The concrete metric that we use does not matter too much since we will investigate the results manually anyway2.

The first thing we find are three more jury members who did not reorder their entries at all:

But we are of course interested in the other end of the list. Let’s have a look at all ten jury members who have scored at least 7 / 10.

Tel Aviv 2019: Czech Republic C – 7.25 / 10

Looks a bit fishy, right? Especially those two first places once you invert the semifinal? Well: Dear readers, we gottem. A certified Blockhead. Plus, we have an indicator that our filtering method might actually work well enough to generate some results.

Lisbon 2018: Belarus A – 7.27 / 10

Once again, there is a suspicious diaginal line in the actual voting behaviour from the bottom of the semifinal to the top of the final, and vice versa. This time though, no article on eurovoix (that I know of).

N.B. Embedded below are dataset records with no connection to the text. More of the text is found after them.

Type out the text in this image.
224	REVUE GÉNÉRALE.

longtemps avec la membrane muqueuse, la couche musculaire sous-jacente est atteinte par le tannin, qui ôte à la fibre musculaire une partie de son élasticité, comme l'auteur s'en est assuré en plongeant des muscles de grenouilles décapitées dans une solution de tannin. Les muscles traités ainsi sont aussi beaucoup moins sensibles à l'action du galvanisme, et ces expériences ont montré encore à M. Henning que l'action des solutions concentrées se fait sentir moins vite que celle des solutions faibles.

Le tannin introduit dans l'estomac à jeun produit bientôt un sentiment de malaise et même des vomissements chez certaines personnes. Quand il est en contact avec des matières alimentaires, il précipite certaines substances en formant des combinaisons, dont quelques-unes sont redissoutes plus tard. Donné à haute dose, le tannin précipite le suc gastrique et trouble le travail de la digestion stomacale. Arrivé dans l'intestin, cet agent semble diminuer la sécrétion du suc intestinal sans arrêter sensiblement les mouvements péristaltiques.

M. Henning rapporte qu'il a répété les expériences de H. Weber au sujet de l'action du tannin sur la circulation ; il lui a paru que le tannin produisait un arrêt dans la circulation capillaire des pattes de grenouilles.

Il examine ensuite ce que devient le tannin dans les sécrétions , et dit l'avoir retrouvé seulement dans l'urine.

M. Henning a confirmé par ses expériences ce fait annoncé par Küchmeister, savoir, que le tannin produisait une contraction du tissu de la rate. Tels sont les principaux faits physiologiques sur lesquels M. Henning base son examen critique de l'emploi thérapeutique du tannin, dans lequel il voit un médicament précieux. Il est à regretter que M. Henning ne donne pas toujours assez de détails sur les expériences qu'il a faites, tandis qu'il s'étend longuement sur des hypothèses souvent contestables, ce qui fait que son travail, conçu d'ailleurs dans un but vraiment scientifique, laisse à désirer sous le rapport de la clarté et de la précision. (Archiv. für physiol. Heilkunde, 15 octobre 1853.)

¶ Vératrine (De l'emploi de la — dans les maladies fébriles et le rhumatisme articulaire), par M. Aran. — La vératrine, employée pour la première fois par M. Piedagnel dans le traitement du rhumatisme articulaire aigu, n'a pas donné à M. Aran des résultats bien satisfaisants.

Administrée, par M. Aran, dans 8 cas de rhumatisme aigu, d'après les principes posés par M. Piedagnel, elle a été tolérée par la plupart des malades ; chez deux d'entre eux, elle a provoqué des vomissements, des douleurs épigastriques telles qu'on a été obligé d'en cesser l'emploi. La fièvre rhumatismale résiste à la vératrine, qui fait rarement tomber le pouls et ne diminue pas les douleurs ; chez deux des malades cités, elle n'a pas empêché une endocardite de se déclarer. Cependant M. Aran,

Rotterdam 2021: Malta C – 7.33 / 10

There seems to be a recurring pattern here, where the last ranks in the semifinal suddenly become the first ranks in the final. How could that be? I wonder.

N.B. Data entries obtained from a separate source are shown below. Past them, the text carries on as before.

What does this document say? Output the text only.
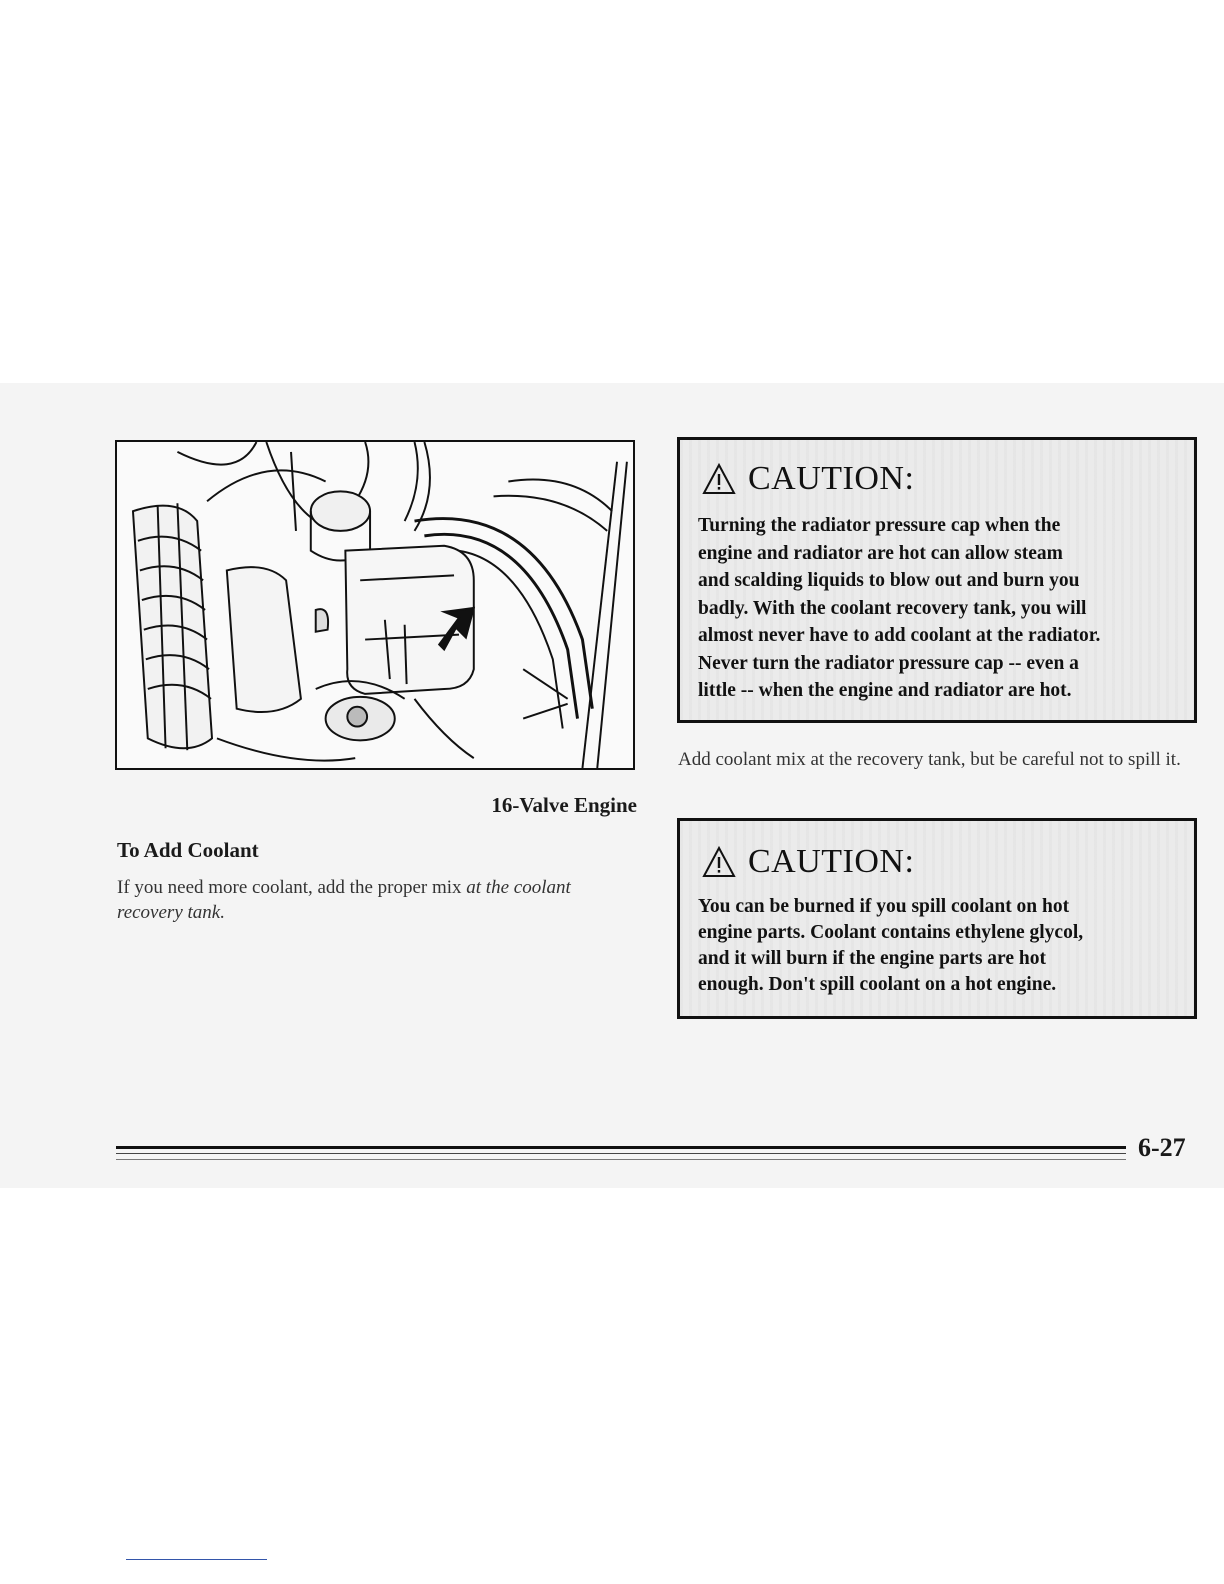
16-Valve Engine
To Add Coolant
If you need more coolant, add the proper mix at the coolant recovery tank.
CAUTION:
Turning the radiator pressure cap when the
engine and radiator are hot can allow steam
and scalding liquids to blow out and burn you
badly. With the coolant recovery tank, you will
almost never have to add coolant at the radiator.
Never turn the radiator pressure cap -- even a
little -- when the engine and radiator are hot.
Add coolant mix at the recovery tank, but be careful not to spill it.
CAUTION:
You can be burned if you spill coolant on hot
engine parts. Coolant contains ethylene glycol,
and it will burn if the engine parts are hot
enough. Don't spill coolant on a hot engine.
6-27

Lisbon 2018: FYR Macedonia E – 7.82 / 10

Now this is a tricky one. What is more plausible: A stable center, and the tops and bottoms switch places? Or three relatively stable groups where just the internal order switches? I do not know.

Rotterdam 2021: France B – 7.88 / 10

Now this looks like a clear mis-vote to me. A french jury member that ranks the swiss entry, which has been sung in french, last? Heresy. If we flip the votes from the semifinal, it suddenly looks a lot more in character. A clear blockhead candidate for me.

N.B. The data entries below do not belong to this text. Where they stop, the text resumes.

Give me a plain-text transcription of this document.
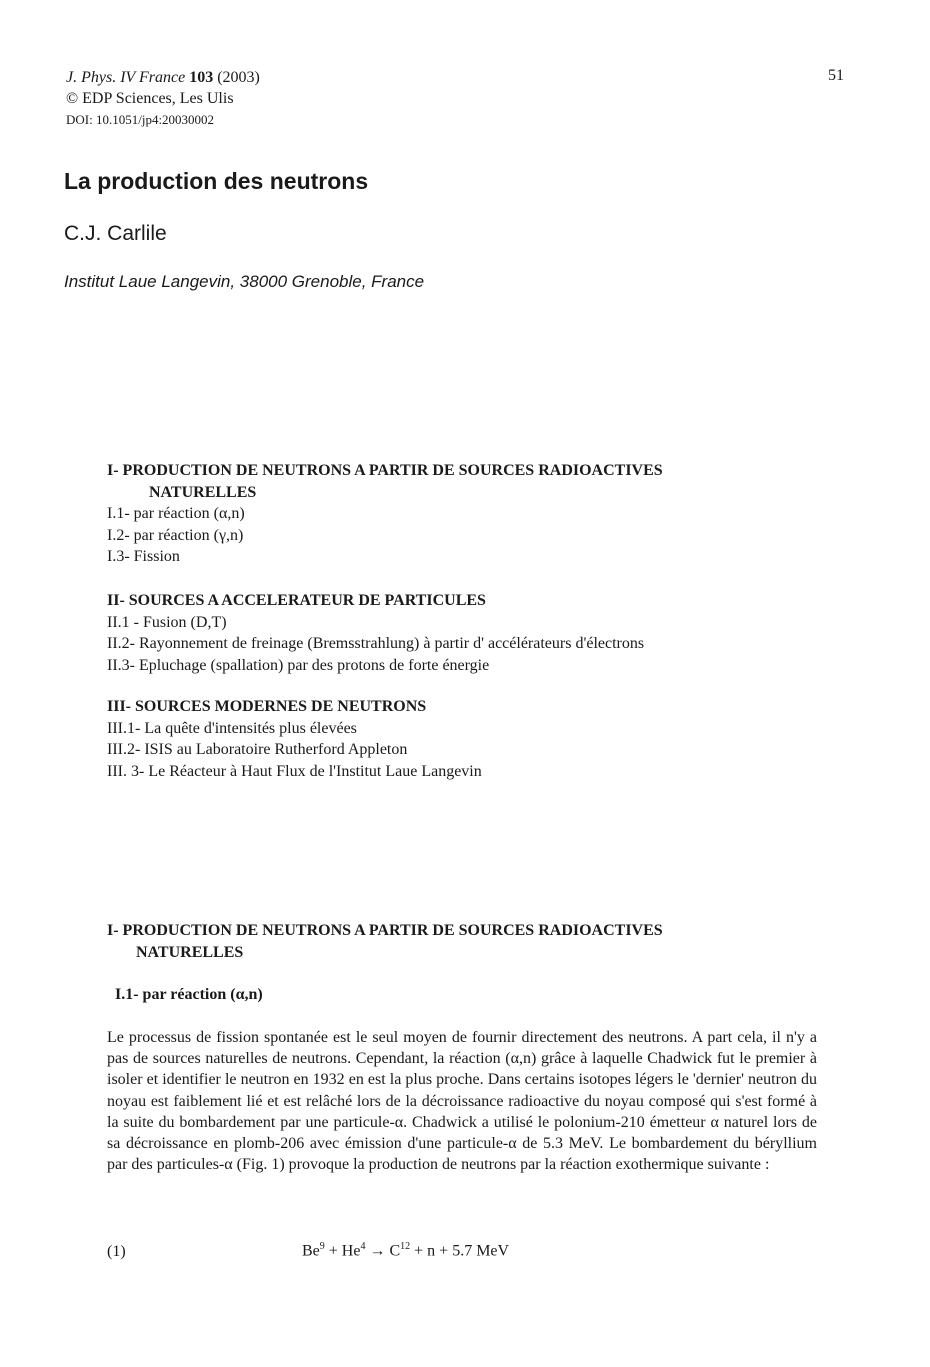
J. Phys. IV France 103 (2003)
© EDP Sciences, Les Ulis
DOI: 10.1051/jp4:20030002
51
La production des neutrons
C.J. Carlile
Institut Laue Langevin, 38000 Grenoble, France
I- PRODUCTION DE NEUTRONS A PARTIR DE SOURCES RADIOACTIVES
NATURELLES
I.1- par réaction (α,n)
I.2- par réaction (γ,n)
I.3- Fission
II- SOURCES A ACCELERATEUR DE PARTICULES
II.1 - Fusion (D,T)
II.2- Rayonnement de freinage (Bremsstrahlung) à partir d' accélérateurs d'électrons
II.3- Epluchage (spallation) par des protons de forte énergie
III- SOURCES MODERNES DE NEUTRONS
III.1- La quête d'intensités plus élevées
III.2- ISIS au Laboratoire Rutherford Appleton
III. 3- Le Réacteur à Haut Flux de l'Institut Laue Langevin
I- PRODUCTION DE NEUTRONS A PARTIR DE SOURCES RADIOACTIVES
NATURELLES
I.1- par réaction (α,n)
Le processus de fission spontanée est le seul moyen de fournir directement des neutrons. A part cela, il n'y a pas de sources naturelles de neutrons. Cependant, la réaction (α,n) grâce à laquelle Chadwick fut le premier à isoler et identifier le neutron en 1932 en est la plus proche. Dans certains isotopes légers le 'dernier' neutron du noyau est faiblement lié et est relâché lors de la décroissance radioactive du noyau composé qui s'est formé à la suite du bombardement par une particule-α. Chadwick a utilisé le polonium-210 émetteur α naturel lors de sa décroissance en plomb-206 avec émission d'une particule-α de 5.3 MeV. Le bombardement du béryllium par des particules-α (Fig. 1) provoque la production de neutrons par la réaction exothermique suivante :
(1)	$Be^9 + He^4 \to C^{12} + n + 5.7$ MeV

O wait! It’s Gilbert Marcellus! He is the reason this article exists in the first place.

Tel Aviv 2019: Sweden C – 7.92 / 10

We are creeping ever closer to the 8 point mark, and here we have another very clear case of Blockhead voting. If you do not trust me, trust the internet instead.

Lisbon 2018: Israel D – 8.67 / 10

Pointwise, we take a big leap forward with this one. What looked somewhat reversed before, looks like a complicated shoelace pattern after the ranks from the semifinal got switched. Definitely highly suspicious.

Stockholm 2016: Georgia B – 8.67 / 10

With the same score as the previous jury member, this one seems a lot clearer. Not entirely sure what is up with Latvia there (boop!), but either way we are looking at a clear case of Blockhead voting here.

Kyiv 2017: Portugal E – 8.75 / 10

The true atrocity here is not that we are dealing with a case of suspected Blockhead voting, but that this jury member seems to be immune to the saxyness of the moldovan entry.

But hold up. The whole column for this jury member in the grand final looks suspicious. Ranking Croatia first, whereas most other Portuguese jury members rank it towards the end? The same with Romania and Ukraine? This is either spite voting against the other jury members, or an extremely rare case of reverse Blockhead voting. Amazing.

After that high we get to the grand final (hehe) of our investigation.

What we have seen so far included some highly suspicious cases, but our top scorer operates entirely on another level.

Here we go:

Tel Aviv 2019: Russia C – 9.83 / 10

Barely missing the highest achievable score of 10 / 10, this jury member clearly does not know their tops from their bottoms. This is so blatantly obvious, yet nobody seems to have picked up on it. Probably because ranking countries in reverse order seemed to be an ongoing theme in 2019. Who knows.

Conclusion

I don’t know, seems like we have had some success. Sadly.

Since jury members can obviously not be trusted with putting things into the correct order, and we can only detect it in some cases and only once it is too late, there is only one possible solution: The juries must be abolished. One more reason to add to the list.

  1. Where “ranking last in the semifinal” of course means the last rank that still advanced to the grand final. Remember, we’re only looking at entries that were ranked twice.
  2. For completeness: We use the sum of the squares of the numbers of places each entry changes from semifinal to final. We use the square instead of only the absolute value because that puts emphasis on big changes over little changes – bigger number, much bigger square value.